Thanks, Fran: Of course, the county ag extension people! Excellent suggestion.

We're actually growing these in a barrel so the soil is mostly *artificial* (purchased at Lowe's).

While we have other barrels that exuded the most delicious waftings of bourbon after watering their contents the first couple of seasons, the new veggie barrel has no such pleasant olfactory emissions. Instead, after watering, an oil slick water run-off appears on the ground, leaving us weary of anything grown in it. (Stay tuned for the tomatoes, now large but still green.)

I confess to thoughts of, "Well, if everything goes to hell, total collapse, there's always native prickly pear which grows in abundance. (But how long would they last with a potential 700,000 other hungry people also seeking 'em out?

This is followed by thoughts of, "Well, do I really want to survive this transition -- even if with our own tomatoes (which would probably require procurement of a gun to protect 'em which would probably put one in graver danger of surviving in defense of their tomatoes than starvation would, huh?)

Oh gee, hope no one else reads this lest they get the wrong impression and think me a pessimist or something! ~Da

Border Explorer said...

Gee, I sure hope none of your friends reports you to the Society for the Prevention of Cruelty to Vegetables...like my "friends" did to me!!

Dada said...

"Oh touche!" I suppose I had that coming, huh? :~)

D.K. Raed said...

plant zucchini. no one can not grow zucchini.

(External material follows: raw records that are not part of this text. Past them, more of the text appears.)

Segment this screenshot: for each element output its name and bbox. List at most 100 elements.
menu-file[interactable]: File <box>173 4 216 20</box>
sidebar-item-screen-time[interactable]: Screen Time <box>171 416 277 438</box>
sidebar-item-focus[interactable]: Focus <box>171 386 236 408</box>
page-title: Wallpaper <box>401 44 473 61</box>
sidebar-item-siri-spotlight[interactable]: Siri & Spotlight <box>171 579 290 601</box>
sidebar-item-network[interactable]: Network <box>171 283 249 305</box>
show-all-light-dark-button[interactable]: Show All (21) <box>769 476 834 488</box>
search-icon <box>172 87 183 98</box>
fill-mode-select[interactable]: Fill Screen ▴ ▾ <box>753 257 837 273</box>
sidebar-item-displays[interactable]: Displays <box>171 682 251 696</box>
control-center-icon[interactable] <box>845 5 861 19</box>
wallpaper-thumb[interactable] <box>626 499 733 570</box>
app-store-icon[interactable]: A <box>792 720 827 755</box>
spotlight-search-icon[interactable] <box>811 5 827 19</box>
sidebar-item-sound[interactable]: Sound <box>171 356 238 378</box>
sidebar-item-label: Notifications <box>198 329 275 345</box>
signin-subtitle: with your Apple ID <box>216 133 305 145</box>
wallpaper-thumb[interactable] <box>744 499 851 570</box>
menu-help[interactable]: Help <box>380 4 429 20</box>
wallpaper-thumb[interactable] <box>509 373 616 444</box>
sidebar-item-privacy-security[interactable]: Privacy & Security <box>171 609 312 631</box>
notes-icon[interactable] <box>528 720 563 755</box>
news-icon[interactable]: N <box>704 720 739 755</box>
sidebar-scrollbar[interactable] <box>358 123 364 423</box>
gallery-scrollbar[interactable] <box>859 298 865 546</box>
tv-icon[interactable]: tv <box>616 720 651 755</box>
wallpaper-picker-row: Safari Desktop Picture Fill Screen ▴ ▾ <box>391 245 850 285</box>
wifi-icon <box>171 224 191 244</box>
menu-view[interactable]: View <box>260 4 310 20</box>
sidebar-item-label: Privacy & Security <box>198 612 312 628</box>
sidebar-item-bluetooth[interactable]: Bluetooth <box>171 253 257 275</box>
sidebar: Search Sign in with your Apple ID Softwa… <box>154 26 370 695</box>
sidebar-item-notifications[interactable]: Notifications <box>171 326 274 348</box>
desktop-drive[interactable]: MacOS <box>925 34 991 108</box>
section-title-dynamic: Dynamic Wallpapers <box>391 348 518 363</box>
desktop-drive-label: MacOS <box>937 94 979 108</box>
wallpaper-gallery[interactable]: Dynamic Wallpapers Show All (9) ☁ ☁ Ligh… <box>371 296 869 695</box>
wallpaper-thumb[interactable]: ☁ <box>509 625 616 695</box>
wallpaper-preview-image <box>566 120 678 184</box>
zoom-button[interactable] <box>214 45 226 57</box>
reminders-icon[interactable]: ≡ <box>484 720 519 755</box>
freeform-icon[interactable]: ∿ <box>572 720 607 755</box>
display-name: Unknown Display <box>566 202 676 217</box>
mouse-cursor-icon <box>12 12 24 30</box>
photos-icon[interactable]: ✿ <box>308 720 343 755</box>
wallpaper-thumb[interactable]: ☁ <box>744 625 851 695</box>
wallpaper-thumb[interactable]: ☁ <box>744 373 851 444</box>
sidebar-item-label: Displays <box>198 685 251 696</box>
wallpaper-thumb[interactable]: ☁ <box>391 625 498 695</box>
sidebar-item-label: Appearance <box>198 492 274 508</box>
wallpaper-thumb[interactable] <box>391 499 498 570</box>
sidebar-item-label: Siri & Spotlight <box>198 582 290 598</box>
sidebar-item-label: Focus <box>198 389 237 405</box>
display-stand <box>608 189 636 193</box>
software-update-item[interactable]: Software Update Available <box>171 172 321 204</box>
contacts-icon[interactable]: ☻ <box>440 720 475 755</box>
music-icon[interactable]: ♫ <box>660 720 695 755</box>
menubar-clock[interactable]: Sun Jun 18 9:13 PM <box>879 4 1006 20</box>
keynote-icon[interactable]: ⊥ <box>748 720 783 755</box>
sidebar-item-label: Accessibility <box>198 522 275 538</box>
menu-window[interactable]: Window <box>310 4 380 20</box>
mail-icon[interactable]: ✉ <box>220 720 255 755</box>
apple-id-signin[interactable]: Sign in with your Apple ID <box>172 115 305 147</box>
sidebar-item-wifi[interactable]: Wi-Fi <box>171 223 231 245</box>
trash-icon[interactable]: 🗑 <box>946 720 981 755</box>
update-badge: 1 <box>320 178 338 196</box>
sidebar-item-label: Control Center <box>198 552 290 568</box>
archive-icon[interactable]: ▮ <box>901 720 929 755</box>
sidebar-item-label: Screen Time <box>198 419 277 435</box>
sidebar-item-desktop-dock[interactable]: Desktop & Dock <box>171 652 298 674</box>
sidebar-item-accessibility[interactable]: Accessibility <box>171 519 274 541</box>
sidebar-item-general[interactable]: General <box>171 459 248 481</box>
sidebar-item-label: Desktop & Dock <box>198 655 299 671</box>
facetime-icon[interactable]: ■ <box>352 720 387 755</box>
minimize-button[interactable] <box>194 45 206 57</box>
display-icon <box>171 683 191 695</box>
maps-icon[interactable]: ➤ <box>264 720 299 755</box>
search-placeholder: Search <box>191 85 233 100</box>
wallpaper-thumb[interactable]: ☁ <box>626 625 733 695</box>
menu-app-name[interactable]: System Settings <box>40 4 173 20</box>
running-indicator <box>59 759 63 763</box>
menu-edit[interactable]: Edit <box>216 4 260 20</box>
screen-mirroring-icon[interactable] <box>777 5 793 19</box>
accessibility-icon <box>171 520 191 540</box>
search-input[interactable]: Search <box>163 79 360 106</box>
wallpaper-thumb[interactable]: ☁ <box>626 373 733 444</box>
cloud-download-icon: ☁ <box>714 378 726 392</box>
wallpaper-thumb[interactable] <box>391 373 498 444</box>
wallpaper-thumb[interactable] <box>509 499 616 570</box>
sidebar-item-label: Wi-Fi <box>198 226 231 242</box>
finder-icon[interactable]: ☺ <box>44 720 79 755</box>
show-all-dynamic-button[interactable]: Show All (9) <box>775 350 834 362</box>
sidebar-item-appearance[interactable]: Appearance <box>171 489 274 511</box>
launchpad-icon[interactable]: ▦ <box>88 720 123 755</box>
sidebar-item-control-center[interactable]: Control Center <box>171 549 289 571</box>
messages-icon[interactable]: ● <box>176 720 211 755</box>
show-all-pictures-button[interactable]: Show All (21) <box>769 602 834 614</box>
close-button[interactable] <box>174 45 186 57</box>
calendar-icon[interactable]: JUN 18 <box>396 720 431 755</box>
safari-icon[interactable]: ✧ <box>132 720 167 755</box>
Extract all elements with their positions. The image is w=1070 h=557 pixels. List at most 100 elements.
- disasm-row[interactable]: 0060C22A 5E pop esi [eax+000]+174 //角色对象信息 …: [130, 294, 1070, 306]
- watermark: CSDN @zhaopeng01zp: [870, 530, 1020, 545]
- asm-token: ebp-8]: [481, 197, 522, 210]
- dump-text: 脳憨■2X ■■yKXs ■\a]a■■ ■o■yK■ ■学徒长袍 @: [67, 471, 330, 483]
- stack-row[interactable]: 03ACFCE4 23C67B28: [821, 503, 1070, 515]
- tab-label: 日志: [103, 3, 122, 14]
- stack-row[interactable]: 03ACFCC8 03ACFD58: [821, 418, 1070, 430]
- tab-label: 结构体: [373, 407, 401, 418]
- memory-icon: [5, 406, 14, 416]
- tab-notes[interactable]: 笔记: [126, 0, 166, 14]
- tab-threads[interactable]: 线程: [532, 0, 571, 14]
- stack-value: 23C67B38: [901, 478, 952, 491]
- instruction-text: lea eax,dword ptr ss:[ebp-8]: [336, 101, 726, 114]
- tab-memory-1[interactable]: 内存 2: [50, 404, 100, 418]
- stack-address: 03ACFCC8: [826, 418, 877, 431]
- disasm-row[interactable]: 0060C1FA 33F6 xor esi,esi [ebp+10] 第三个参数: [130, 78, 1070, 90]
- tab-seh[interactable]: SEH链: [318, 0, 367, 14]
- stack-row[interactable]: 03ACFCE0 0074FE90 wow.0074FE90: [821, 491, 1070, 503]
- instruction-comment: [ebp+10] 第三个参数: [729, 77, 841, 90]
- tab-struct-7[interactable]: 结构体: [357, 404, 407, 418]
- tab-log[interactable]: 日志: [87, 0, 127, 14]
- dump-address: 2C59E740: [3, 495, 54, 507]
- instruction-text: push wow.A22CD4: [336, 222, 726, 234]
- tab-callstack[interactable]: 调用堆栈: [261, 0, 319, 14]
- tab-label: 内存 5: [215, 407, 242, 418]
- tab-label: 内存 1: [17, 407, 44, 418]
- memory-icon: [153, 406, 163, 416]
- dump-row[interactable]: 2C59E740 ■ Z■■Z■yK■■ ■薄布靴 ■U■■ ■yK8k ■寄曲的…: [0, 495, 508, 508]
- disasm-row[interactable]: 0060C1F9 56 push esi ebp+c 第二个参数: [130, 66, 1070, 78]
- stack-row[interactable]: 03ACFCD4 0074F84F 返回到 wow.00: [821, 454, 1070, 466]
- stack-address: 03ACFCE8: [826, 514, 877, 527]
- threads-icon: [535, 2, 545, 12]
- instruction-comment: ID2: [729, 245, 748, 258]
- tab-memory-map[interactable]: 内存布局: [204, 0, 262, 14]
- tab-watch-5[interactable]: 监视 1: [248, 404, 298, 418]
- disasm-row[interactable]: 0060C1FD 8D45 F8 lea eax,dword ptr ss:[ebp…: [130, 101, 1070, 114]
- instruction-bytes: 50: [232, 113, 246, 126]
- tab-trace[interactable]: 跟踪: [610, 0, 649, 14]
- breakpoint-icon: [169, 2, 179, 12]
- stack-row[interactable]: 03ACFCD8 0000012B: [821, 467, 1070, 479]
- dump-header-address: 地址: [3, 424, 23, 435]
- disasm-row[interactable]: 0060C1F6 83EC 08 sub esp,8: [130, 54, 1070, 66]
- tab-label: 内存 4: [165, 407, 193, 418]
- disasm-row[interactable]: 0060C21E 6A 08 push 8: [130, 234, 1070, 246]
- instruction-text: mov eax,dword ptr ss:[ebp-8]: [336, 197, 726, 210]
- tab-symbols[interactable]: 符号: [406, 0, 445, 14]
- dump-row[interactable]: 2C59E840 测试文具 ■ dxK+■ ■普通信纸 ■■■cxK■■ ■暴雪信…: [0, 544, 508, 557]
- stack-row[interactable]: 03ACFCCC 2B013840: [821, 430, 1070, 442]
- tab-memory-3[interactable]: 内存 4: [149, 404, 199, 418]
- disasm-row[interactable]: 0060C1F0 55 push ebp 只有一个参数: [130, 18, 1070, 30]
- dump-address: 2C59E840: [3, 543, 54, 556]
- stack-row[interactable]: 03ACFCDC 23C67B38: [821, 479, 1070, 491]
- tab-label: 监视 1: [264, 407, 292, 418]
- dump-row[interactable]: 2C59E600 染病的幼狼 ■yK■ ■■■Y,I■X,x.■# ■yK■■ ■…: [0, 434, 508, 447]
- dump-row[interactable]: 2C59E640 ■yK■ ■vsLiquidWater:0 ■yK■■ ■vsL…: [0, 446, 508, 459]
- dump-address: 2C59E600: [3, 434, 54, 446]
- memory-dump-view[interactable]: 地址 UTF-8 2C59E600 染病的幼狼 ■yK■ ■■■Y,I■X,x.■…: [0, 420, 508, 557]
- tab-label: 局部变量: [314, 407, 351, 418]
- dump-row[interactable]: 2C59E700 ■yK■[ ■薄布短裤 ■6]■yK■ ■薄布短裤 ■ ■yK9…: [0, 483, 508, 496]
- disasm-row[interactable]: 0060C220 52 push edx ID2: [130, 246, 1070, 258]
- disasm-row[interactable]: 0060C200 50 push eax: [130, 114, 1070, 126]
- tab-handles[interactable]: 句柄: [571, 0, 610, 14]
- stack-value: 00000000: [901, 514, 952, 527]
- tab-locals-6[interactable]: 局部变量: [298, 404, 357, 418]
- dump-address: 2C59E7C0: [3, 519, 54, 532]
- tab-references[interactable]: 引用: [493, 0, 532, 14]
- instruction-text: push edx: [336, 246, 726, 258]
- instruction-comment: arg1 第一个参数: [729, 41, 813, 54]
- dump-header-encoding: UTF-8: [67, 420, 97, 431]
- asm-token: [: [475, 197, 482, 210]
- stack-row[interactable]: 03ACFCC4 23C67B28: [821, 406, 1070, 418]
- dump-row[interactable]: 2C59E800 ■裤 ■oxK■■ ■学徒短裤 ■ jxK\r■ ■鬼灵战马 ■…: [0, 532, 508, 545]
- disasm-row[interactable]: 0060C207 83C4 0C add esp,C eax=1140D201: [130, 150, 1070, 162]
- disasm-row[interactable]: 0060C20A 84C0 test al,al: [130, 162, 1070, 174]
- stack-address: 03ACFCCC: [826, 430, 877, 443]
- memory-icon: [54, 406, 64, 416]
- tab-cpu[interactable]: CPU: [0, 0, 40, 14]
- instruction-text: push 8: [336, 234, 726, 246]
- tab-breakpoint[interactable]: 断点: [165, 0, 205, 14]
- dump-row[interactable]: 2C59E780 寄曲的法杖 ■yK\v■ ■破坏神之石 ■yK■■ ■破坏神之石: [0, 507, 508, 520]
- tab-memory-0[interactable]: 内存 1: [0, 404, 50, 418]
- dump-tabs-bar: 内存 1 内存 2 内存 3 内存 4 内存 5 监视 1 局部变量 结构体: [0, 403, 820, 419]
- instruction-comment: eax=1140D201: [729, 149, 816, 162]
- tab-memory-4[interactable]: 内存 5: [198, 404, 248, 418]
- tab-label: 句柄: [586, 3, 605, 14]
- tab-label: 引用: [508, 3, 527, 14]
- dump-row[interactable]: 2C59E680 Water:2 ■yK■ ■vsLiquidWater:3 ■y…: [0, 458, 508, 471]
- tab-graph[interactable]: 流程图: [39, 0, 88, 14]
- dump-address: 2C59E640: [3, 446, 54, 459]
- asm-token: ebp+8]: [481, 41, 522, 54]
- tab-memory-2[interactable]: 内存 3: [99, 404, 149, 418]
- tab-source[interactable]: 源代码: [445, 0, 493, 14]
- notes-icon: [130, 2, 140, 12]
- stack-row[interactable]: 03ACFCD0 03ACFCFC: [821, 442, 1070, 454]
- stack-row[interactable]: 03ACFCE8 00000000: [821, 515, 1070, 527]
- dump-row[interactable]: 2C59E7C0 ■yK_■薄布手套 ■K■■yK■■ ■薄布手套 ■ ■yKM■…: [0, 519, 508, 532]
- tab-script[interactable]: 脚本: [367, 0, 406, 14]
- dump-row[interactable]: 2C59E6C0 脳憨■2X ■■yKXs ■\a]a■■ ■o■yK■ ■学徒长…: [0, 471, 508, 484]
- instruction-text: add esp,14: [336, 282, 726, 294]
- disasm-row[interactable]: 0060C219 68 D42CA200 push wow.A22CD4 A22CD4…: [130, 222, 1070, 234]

maybe your potatoes were affected by the cooler-than-normal weather? I've never heard of growing potatoes in pots so maybe that is the problem (lack of aeration/roots getting too hot/humid). Oh listen to me, the one who did not even try to grow regular-size tomatoes here this year after the previous disappointing years!

The best tomatoes I ever grew in the desert were "hitchhiking" cherry tomatoes that had seeded themselves into some other plant I was planting. They quickly took over a huge area & I ended up with hundreds, maybe THOUSANDS, of the little things! I ended up giving them away to everyone I saw, to the point that people starting running away from me & my cherry tomato baskets.

hmmmm....somehow we did NOT have that problem with our avocados. I found out that people will actually BEG for avocados. must be an inner desire for acaquatls (little testicles in the original guatamalan).

D.K. Raed said...

ps, nancy reagan's teensy little purse-size gun might be available. just don't shoot your veggies by accident ... unless you wish to follow the extinction route of the condors.

Dada said...

D.K. Re the potatoes, you are precisely right, I am sure. I never expected to really reap anything seriously consumable because they were stifled, deprived of their freedom from their confinement in "cages." But in watching them, I am learning about them. And in harvesting my miniatures ("tater tots" I like to call 'em), I found a particular joy I haven't experienced since a childhood Easter egg hunt when I still believed in a monster bunny running loose in the neighborhood one night a year.

The couple of green tomatoes we have are quite large. I wish they'd turn red soon, but I suspect when they do, other garden pests (besides we humans) will be attracted to 'em before they're reaped. It's all a learning process in our first time out of the gate.

Sadly, I must report: I am no fan of zucchinis and, having grown up surrounded by orchards of avocados, them either. "Hold the guacamole!" is always an appendage to my comida orders.